Icon of the Resurrection

But then Christ uses that death to trample down death. He wins a great victory over the foes of mankind. His coming, his Resurrection, like Red Riding Hood’s does not erase the evil that was done, but it redeems it, gives it meaning, shows us the hope that lies in the world.

It is for this reason that Tolkien could not abide the pessimism and nihilism of his age. These are philosophies and ideologies of hopelessness. It is that lack of hope that has led “serious adults” to abandon the escapism of fairytales. It is that lack of hope that has led writers after Tolkien to abandon the escapism of fantasy.

George RR Martin’s A Game of Thrones and the rest of that series offer no eucatastrophe.

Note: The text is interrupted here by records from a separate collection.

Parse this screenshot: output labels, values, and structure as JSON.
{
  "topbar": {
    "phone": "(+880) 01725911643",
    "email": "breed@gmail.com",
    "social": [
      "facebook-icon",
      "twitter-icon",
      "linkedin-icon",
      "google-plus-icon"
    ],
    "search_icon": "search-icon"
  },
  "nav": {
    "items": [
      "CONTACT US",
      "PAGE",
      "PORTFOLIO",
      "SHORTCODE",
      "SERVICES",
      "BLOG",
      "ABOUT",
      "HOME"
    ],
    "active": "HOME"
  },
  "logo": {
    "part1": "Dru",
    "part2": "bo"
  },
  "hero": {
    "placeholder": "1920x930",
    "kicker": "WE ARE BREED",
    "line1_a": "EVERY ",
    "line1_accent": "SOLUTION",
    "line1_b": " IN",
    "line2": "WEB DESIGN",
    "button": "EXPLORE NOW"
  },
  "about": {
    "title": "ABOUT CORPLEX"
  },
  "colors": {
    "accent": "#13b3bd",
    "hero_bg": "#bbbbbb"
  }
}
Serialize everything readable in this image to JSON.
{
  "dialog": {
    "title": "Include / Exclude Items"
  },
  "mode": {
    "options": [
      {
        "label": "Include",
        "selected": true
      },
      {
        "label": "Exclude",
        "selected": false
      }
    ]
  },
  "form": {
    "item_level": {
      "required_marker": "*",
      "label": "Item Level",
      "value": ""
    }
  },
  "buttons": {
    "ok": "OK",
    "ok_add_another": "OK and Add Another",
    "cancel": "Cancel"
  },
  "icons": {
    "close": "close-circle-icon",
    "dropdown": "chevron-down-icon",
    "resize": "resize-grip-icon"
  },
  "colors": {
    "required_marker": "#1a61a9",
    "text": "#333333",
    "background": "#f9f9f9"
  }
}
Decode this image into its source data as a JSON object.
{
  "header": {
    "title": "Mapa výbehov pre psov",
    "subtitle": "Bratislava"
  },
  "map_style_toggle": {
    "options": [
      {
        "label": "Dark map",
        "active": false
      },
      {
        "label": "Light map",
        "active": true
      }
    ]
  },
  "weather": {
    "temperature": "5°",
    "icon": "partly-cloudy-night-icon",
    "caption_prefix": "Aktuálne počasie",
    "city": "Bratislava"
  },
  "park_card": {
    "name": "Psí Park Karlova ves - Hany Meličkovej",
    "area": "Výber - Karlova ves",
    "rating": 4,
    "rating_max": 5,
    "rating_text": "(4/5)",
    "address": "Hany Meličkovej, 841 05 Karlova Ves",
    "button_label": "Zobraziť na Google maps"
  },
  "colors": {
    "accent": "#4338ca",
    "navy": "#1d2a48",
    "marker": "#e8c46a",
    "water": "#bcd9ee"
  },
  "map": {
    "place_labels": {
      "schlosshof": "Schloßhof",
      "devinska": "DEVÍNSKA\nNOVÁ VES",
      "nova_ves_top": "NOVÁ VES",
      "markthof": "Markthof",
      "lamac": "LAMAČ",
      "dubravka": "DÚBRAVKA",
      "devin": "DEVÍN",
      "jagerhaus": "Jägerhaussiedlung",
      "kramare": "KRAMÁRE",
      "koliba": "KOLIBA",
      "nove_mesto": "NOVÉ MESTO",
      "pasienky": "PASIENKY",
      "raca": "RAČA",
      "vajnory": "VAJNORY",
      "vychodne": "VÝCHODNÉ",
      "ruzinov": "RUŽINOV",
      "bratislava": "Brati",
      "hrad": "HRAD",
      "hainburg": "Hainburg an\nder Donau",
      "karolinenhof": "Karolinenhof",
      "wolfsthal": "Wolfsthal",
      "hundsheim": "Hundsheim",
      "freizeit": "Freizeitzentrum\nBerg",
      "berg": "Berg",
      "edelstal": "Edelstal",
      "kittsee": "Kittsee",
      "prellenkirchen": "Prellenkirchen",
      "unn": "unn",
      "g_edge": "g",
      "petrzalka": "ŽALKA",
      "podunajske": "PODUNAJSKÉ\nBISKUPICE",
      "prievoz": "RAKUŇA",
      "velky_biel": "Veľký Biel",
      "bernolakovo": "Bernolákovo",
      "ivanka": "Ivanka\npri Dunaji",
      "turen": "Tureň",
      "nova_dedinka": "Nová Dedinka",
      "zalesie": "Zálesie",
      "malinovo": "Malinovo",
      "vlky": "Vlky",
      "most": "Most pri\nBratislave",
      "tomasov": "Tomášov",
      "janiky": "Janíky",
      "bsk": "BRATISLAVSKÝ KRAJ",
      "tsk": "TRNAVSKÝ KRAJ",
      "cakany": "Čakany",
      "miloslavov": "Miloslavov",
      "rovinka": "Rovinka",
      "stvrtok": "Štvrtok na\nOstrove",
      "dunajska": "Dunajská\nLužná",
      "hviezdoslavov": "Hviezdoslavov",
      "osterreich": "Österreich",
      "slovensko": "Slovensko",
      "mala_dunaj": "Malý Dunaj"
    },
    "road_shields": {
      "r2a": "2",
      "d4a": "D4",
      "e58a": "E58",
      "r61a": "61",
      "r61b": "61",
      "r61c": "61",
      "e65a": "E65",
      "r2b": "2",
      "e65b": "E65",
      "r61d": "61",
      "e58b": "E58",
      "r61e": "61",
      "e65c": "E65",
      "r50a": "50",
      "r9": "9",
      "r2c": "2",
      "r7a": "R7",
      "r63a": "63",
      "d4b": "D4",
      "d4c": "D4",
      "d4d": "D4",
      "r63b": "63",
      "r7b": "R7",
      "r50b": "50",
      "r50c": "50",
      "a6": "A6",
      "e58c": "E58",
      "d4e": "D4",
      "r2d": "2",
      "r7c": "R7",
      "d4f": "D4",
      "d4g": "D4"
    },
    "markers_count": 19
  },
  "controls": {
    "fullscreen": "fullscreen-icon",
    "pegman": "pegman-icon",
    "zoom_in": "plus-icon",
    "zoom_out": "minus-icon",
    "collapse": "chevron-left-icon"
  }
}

These are hopeless stories that mirror too much the horrors of our world without suggesting that there is any meaning in suffering beyond what power and dominance we can assert over others.

In that sense, Martin’s novels and others like them could be called “fantasy” by those who stock bookstores, but they are hardly fantasy in the sense that anyone before our time would have recognised. This is not to say that there aren’t good works being published, only that they do not line up with the classical genre.

Like so much in the modern world, people have tried to reinvent the wheel, and in while they may have gained by so doing, they have lost the soul of the thing that existed before. This is why so many of the modern Disney remakes have failed. There may be outdated values in the old stories, but by trying to remake pre-modern stories and genres as modern ones, the very life is torn out and a hollow but politically-correct shell remains.

The Gospel story, like all true fairytales, is not a politically-correct story because the world is not a politically-correct place. We cannot brush over the ugliness of the world by using nice, inoffensive language and pretending that the catastrophe doesn’t exist. Neither is the way forward a full embrace of catastrophe as the brute reality of being.

Tolkien offers the third way, the way of the fairy-story, the way of eucatastrophe, of disaster redeemed. All true stories are ultimately stories about Christ because that is the ultimate story of humanity. All of our joys and our tragedies are wrapped up in it. 

For the Art of it has the supremely convincing tone of Primary Art, that is, of Creation. To reject it leads either to sadness or to wrath.